Weiner Brodsky Kider PC

The U.S. Court of Appeals for the Ninth Circuit recently held that Nevada’s homeowner’s association (HOA) super lien statute is constitutional, overruling its previous decision given new Nevada Supreme Court precedent rejecting the Ninth Circuit’s interpretation of the statute.  Further, the Ninth Circuit held that this statue was not preempted by FHA Mortgage Insurance Program.

The Nevada statute provides a homeowners association a lien with superpriority status on property governed by the association for the last nine months of unpaid HOA dues and any unpaid maintenance and nuisance-abatement charges.  With a few exceptions, the superpriorty portion of the lien is superior to all other liens on the property, including the first deed of trust held by the mortgage lender.

In this case, the relevant home was in a neighborhood governed by the defendant HOA.  The original owners of the home purchased the property using a mortgage insured by FHA.  The deed of trust securing the loan was later assigned to the plaintiff, a national bank.  The owners fell behind on their monthly HOA dues and the HOA initiated foreclosure proceedings and recorded a notice of delinquent assessment lien and a notice of default and election to sell.  The bank received the notice of default and asked the HOA to identify the superpriorty portion of the lien so that it could pay the amount and protect its lien fist deed of trust.  The HOA provided the bank with a ledger showing the total amount due to the HOA, but this ledger did not specify the superpriority amount.  After reviewing the ledger, the bank determined the superpriority amount and tendered it to the HOA.  However, the HOA rejected the payment as insufficient and went forward with the foreclosure sale.  The bank sued the HOA asserting claims, among others, for quiet title and declaratory judgment and wrongful foreclosure.

The Ninth Circuit explained that in order for the bank to prevail on its quiet title claim, the bank had to prove that its interest in the property was superior.  Relying on Nevada Supreme Court precedent, the Ninth Circuit held that because the bank had tendered what it calculated to be nine months of HOA dues, and because the ledger did not indicate that the property had incurred any charges for maintenance or nuisance abatement, the tender was sufficient and the HOA had no basis for refusing it.  Therefore, the bank had established its interest was superior to that of the HOA.

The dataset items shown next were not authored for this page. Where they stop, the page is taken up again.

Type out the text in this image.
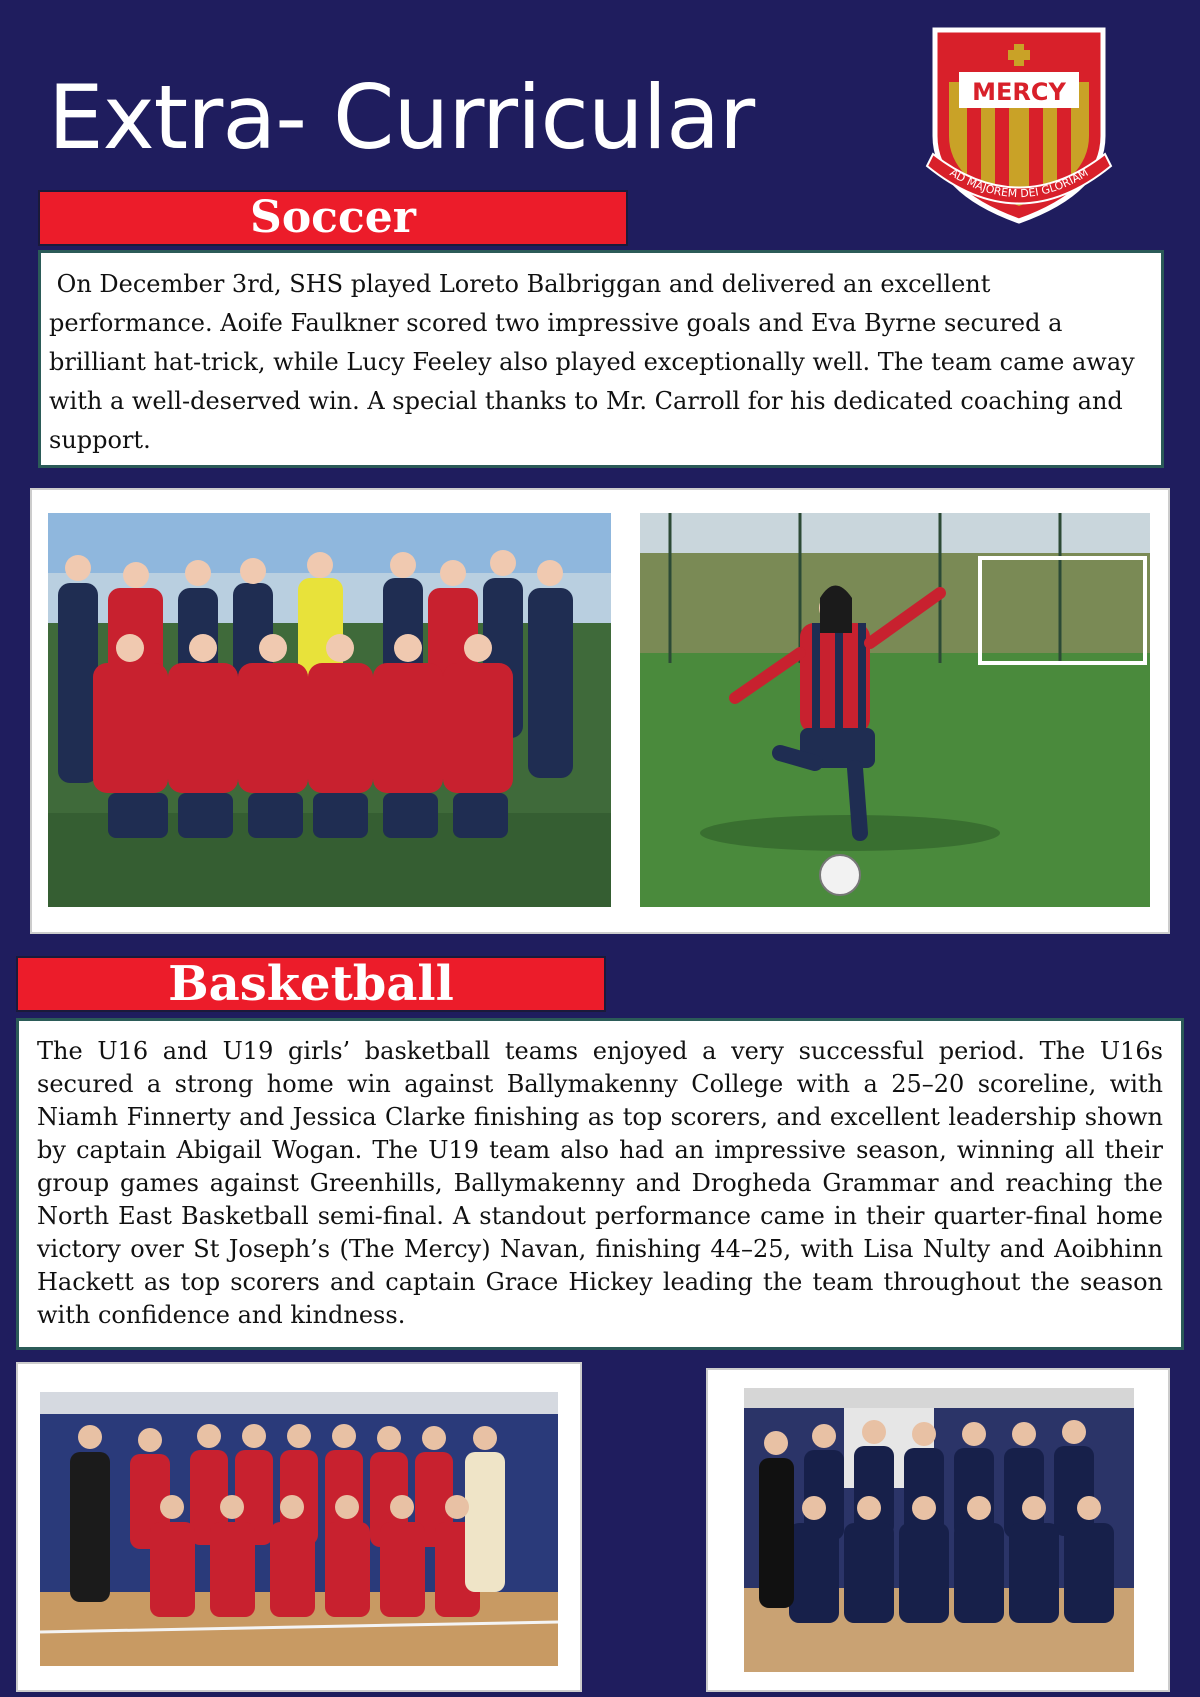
Extra- Curricular	MERCY
AD MAJOREM DEI GLORIAM
Soccer
On December 3rd, SHS played Loreto Balbriggan and delivered an excellent performance. Aoife Faulkner scored two impressive goals and Eva Byrne secured a brilliant hat-trick, while Lucy Feeley also played exceptionally well. The team came away with a well-deserved win. A special thanks to Mr. Carroll for his dedicated coaching and support.
Basketball
The U16 and U19 girls’ basketball teams enjoyed a very successful period. The U16s secured a strong home win against Ballymakenny College with a 25–20 scoreline, with Niamh Finnerty and Jessica Clarke finishing as top scorers, and excellent leadership shown by captain Abigail Wogan. The U19 team also had an impressive season, winning all their group games against Greenhills, Ballymakenny and Drogheda Grammar and reaching the North East Basketball semi-final. A standout performance came in their quarter-final home victory over St Joseph’s (The Mercy) Navan, finishing 44–25, with Lisa Nulty and Aoibhinn Hackett as top scorers and captain Grace Hickey leading the team throughout the season with confidence and kindness.
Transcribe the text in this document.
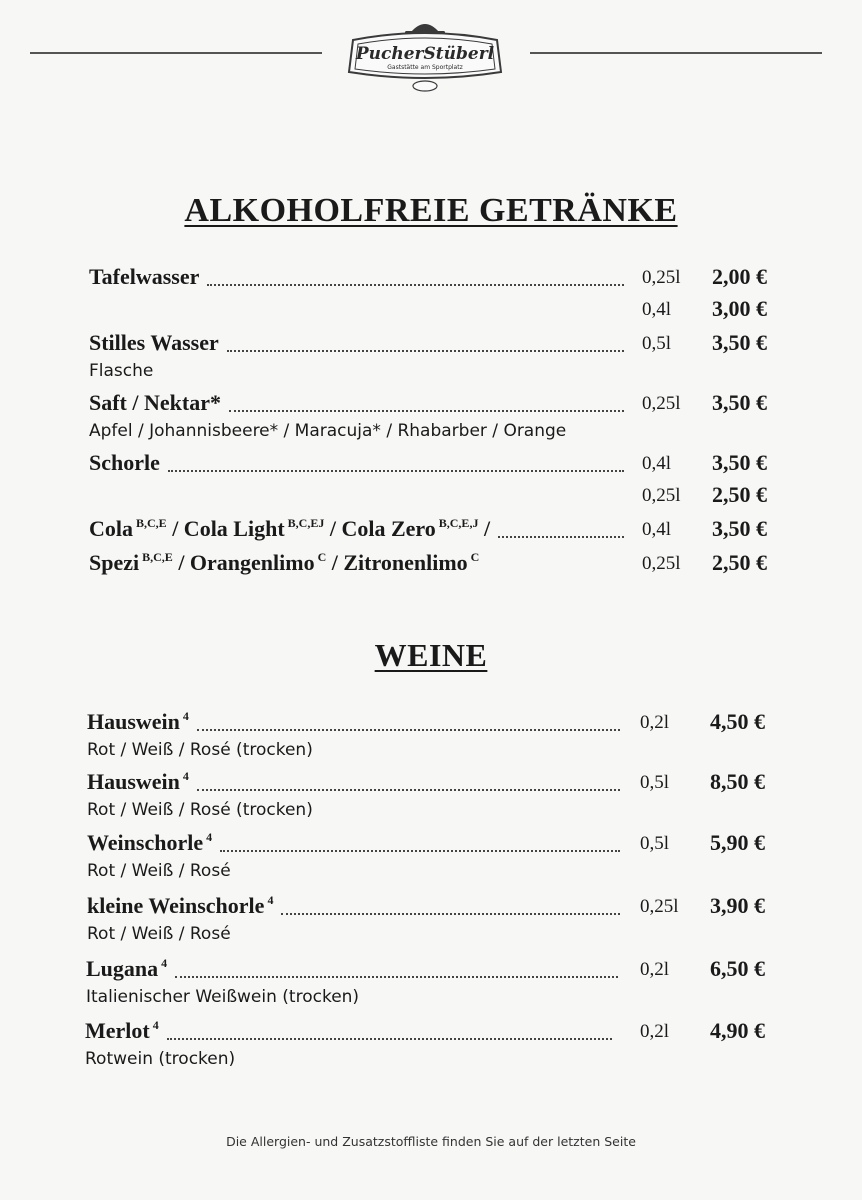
PucherStüberl
Gaststätte am Sportplatz
ALKOHOLFREIE GETRÄNKE
Tafelwasser	0,25l 2,00 €
0,4l 3,00 €
Stilles Wasser	0,5l 3,50 €
Flasche
Saft / Nektar*	0,25l 3,50 €
Apfel / Johannisbeere* / Maracuja* / Rhabarber / Orange
Schorle	0,4l 3,50 €
0,25l 2,50 €
Cola $^{B,C,E}$ / Cola Light $^{B,C,EJ}$ / Cola Zero $^{B,C,E,J}$ /	0,4l 3,50 €
Spezi $^{B,C,E}$ / Orangenlimo $^C$ / Zitronenlimo $^C$	0,25l 2,50 €
WEINE
Hauswein $^4$	0,2l 4,50 €
Rot / Weiß / Rosé (trocken)
Hauswein $^4$	0,5l 8,50 €
Rot / Weiß / Rosé (trocken)
Weinschorle $^4$	0,5l 5,90 €
Rot / Weiß / Rosé
kleine Weinschorle $^4$	0,25l 3,90 €
Rot / Weiß / Rosé
Lugana $^4$	0,2l 6,50 €
Italienischer Weißwein (trocken)
Merlot $^4$	0,2l 4,90 €
Rotwein (trocken)
Die Allergien- und Zusatzstoffliste finden Sie auf der letzten Seite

With regards to the wrongful foreclosure claim, the bank relied on a Ninth Circuit decision to argue that the Nevada HOA lien statute violates the Due Process Clause because the statute contains an impermissible opt-in notice scheme where a junior interest holder would only receive notice of the HOA’s intent to foreclose if the interest holder requested that notice.  However, the Ninth Circuit overthrew the decision being relied on by the bank because the Nevada Supreme Court in a later case rejected the Ninth Circuit’s interpretation of the HOA lien statute and clarified that the statute incorporates mandatory notice requirements, and therefore, does not violate the Due Process Clause. Lastly, the bank argued that the Nevada statute was preempted by the FHA mortgage insurance program.  However, the Ninth Circuit rejected this argument because it found that the FHA program allows HUD to insure home loans made by private lenders and that two of the program’s goals are to help homeowners avoid foreclosure when possible and to protect the lender’s interest in the property in the event of a foreclosure, purposes with which the Nevada statute does not conflict.  The court stated that under Nevada law, a private lender may keep its first deed of trust on a property and help homeowners find alternatives to foreclosure by paying the superpriority portion the HOA’s lien.